Après avoir été superviseur dans une entreprise de filature pendant près de 18 ans, Patrick Paul décrochera un autre emploi comme HR dans une clinique. Il y restera 12 ans. Son expérience dans ces différents secteurs l’aide aujourd’hui à mieux se prendre en main. Il découvre alors d’autres handicapés au regard creux et ressent le besoin de les aider dans leur accompagnement.

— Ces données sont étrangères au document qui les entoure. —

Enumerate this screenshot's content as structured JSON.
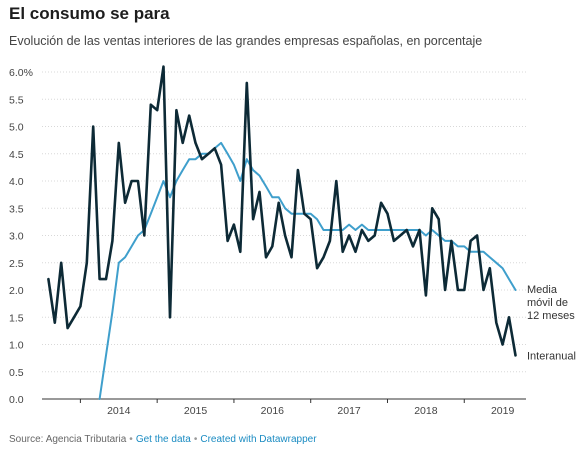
{
  "header": {
    "title": "El consumo se para",
    "subtitle": "Evolución de las ventas interiores de las grandes empresas españolas, en porcentaje"
  },
  "footer": {
    "source": "Source: Agencia Tributaria",
    "get_data": "Get the data",
    "created_with": "Created with Datawrapper"
  },
  "colors": {
    "interanual": "#0d2a36",
    "media": "#3f9fcc",
    "grid": "#d8d8d8"
  },
  "chart_data": {
    "type": "line",
    "title": "El consumo se para",
    "ylim": [
      0,
      6.0
    ],
    "xlim": [
      2013.5,
      2019.7
    ],
    "y_ticks": [
      {
        "v": 0,
        "label": "0.0"
      },
      {
        "v": 0.5,
        "label": "0.5"
      },
      {
        "v": 1.0,
        "label": "1.0"
      },
      {
        "v": 1.5,
        "label": "1.5"
      },
      {
        "v": 2.0,
        "label": "2.0"
      },
      {
        "v": 2.5,
        "label": "2.5"
      },
      {
        "v": 3.0,
        "label": "3.0"
      },
      {
        "v": 3.5,
        "label": "3.5"
      },
      {
        "v": 4.0,
        "label": "4.0"
      },
      {
        "v": 4.5,
        "label": "4.5"
      },
      {
        "v": 5.0,
        "label": "5.0"
      },
      {
        "v": 5.5,
        "label": "5.5"
      },
      {
        "v": 6.0,
        "label": "6.0%"
      }
    ],
    "x_ticks": [
      {
        "v": 2014,
        "label": "2014"
      },
      {
        "v": 2015,
        "label": "2015"
      },
      {
        "v": 2016,
        "label": "2016"
      },
      {
        "v": 2017,
        "label": "2017"
      },
      {
        "v": 2018,
        "label": "2018"
      },
      {
        "v": 2019,
        "label": "2019"
      }
    ],
    "grid": true,
    "series": [
      {
        "name": "Interanual",
        "label": "Interanual",
        "color_key": "interanual",
        "points": [
          [
            2013.583,
            2.2
          ],
          [
            2013.667,
            1.4
          ],
          [
            2013.75,
            2.5
          ],
          [
            2013.833,
            1.3
          ],
          [
            2013.917,
            1.5
          ],
          [
            2014.0,
            1.7
          ],
          [
            2014.083,
            2.5
          ],
          [
            2014.167,
            5.0
          ],
          [
            2014.25,
            2.2
          ],
          [
            2014.333,
            2.2
          ],
          [
            2014.417,
            2.9
          ],
          [
            2014.5,
            4.7
          ],
          [
            2014.583,
            3.6
          ],
          [
            2014.667,
            4.0
          ],
          [
            2014.75,
            4.0
          ],
          [
            2014.833,
            3.0
          ],
          [
            2014.917,
            5.4
          ],
          [
            2015.0,
            5.3
          ],
          [
            2015.083,
            6.1
          ],
          [
            2015.167,
            1.5
          ],
          [
            2015.25,
            5.3
          ],
          [
            2015.333,
            4.7
          ],
          [
            2015.417,
            5.2
          ],
          [
            2015.5,
            4.7
          ],
          [
            2015.583,
            4.4
          ],
          [
            2015.667,
            4.5
          ],
          [
            2015.75,
            4.6
          ],
          [
            2015.833,
            4.3
          ],
          [
            2015.917,
            2.9
          ],
          [
            2016.0,
            3.2
          ],
          [
            2016.083,
            2.7
          ],
          [
            2016.167,
            5.8
          ],
          [
            2016.25,
            3.3
          ],
          [
            2016.333,
            3.8
          ],
          [
            2016.417,
            2.6
          ],
          [
            2016.5,
            2.8
          ],
          [
            2016.583,
            3.6
          ],
          [
            2016.667,
            3.0
          ],
          [
            2016.75,
            2.6
          ],
          [
            2016.833,
            4.2
          ],
          [
            2016.917,
            3.4
          ],
          [
            2017.0,
            3.3
          ],
          [
            2017.083,
            2.4
          ],
          [
            2017.167,
            2.6
          ],
          [
            2017.25,
            2.9
          ],
          [
            2017.333,
            4.0
          ],
          [
            2017.417,
            2.7
          ],
          [
            2017.5,
            3.0
          ],
          [
            2017.583,
            2.7
          ],
          [
            2017.667,
            3.1
          ],
          [
            2017.75,
            2.9
          ],
          [
            2017.833,
            3.0
          ],
          [
            2017.917,
            3.6
          ],
          [
            2018.0,
            3.4
          ],
          [
            2018.083,
            2.9
          ],
          [
            2018.167,
            3.0
          ],
          [
            2018.25,
            3.1
          ],
          [
            2018.333,
            2.8
          ],
          [
            2018.417,
            3.1
          ],
          [
            2018.5,
            1.9
          ],
          [
            2018.583,
            3.5
          ],
          [
            2018.667,
            3.3
          ],
          [
            2018.75,
            2.0
          ],
          [
            2018.833,
            2.9
          ],
          [
            2018.917,
            2.0
          ],
          [
            2019.0,
            2.0
          ],
          [
            2019.083,
            2.9
          ],
          [
            2019.167,
            3.0
          ],
          [
            2019.25,
            2.0
          ],
          [
            2019.333,
            2.4
          ],
          [
            2019.417,
            1.4
          ],
          [
            2019.5,
            1.0
          ],
          [
            2019.583,
            1.5
          ],
          [
            2019.667,
            0.8
          ]
        ]
      },
      {
        "name": "Media móvil de 12 meses",
        "label_lines": [
          "Media",
          "móvil de",
          "12 meses"
        ],
        "color_key": "media",
        "points": [
          [
            2014.25,
            0.0
          ],
          [
            2014.333,
            0.8
          ],
          [
            2014.417,
            1.6
          ],
          [
            2014.5,
            2.5
          ],
          [
            2014.583,
            2.6
          ],
          [
            2014.667,
            2.8
          ],
          [
            2014.75,
            3.0
          ],
          [
            2014.833,
            3.1
          ],
          [
            2014.917,
            3.4
          ],
          [
            2015.0,
            3.7
          ],
          [
            2015.083,
            4.0
          ],
          [
            2015.167,
            3.7
          ],
          [
            2015.25,
            4.0
          ],
          [
            2015.333,
            4.2
          ],
          [
            2015.417,
            4.4
          ],
          [
            2015.5,
            4.4
          ],
          [
            2015.583,
            4.5
          ],
          [
            2015.667,
            4.5
          ],
          [
            2015.75,
            4.6
          ],
          [
            2015.833,
            4.7
          ],
          [
            2015.917,
            4.5
          ],
          [
            2016.0,
            4.3
          ],
          [
            2016.083,
            4.0
          ],
          [
            2016.167,
            4.4
          ],
          [
            2016.25,
            4.2
          ],
          [
            2016.333,
            4.1
          ],
          [
            2016.417,
            3.9
          ],
          [
            2016.5,
            3.7
          ],
          [
            2016.583,
            3.7
          ],
          [
            2016.667,
            3.5
          ],
          [
            2016.75,
            3.4
          ],
          [
            2016.833,
            3.4
          ],
          [
            2016.917,
            3.4
          ],
          [
            2017.0,
            3.4
          ],
          [
            2017.083,
            3.3
          ],
          [
            2017.167,
            3.1
          ],
          [
            2017.25,
            3.1
          ],
          [
            2017.333,
            3.1
          ],
          [
            2017.417,
            3.1
          ],
          [
            2017.5,
            3.2
          ],
          [
            2017.583,
            3.1
          ],
          [
            2017.667,
            3.2
          ],
          [
            2017.75,
            3.1
          ],
          [
            2017.833,
            3.1
          ],
          [
            2017.917,
            3.1
          ],
          [
            2018.0,
            3.1
          ],
          [
            2018.083,
            3.1
          ],
          [
            2018.167,
            3.1
          ],
          [
            2018.25,
            3.1
          ],
          [
            2018.333,
            3.1
          ],
          [
            2018.417,
            3.1
          ],
          [
            2018.5,
            3.0
          ],
          [
            2018.583,
            3.1
          ],
          [
            2018.667,
            3.0
          ],
          [
            2018.75,
            2.9
          ],
          [
            2018.833,
            2.9
          ],
          [
            2018.917,
            2.8
          ],
          [
            2019.0,
            2.8
          ],
          [
            2019.083,
            2.7
          ],
          [
            2019.167,
            2.7
          ],
          [
            2019.25,
            2.7
          ],
          [
            2019.333,
            2.6
          ],
          [
            2019.417,
            2.5
          ],
          [
            2019.5,
            2.4
          ],
          [
            2019.583,
            2.2
          ],
          [
            2019.667,
            2.0
          ]
        ]
      }
    ]
  }
}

« Il y a chez un handicapé cette pensée de ne plus être utile. Il faut briser ce tabou et le meilleur moyen réside dans un accompagnement. C’est en me déplaçant dans mon fauteuil motorisé que j’ai rencontré un jeune de 25 ans handicapé en fauteuil. Il avait le regard fixe, je lui ai parlé en lui disant qu’on pouvait se revoir. Neuf mois sans aucune nouvelle et un jour, j’apprends qu’il s’est suicidé. Cela a provoqué une onde de choc en moi et j’ai culpabilisé, car un simple échange de numéro aurait pu changer le cours du destin de ce jeune homme. Cette rencontre a changé ma vie et j’ai décidé de lancer l’association Je pace, un acronyme de chaque lettre qui se veut un pilier. Je signifie joie, E comme écoute, P comme paix, A comme amour, C comme compassion et E comme espérance. »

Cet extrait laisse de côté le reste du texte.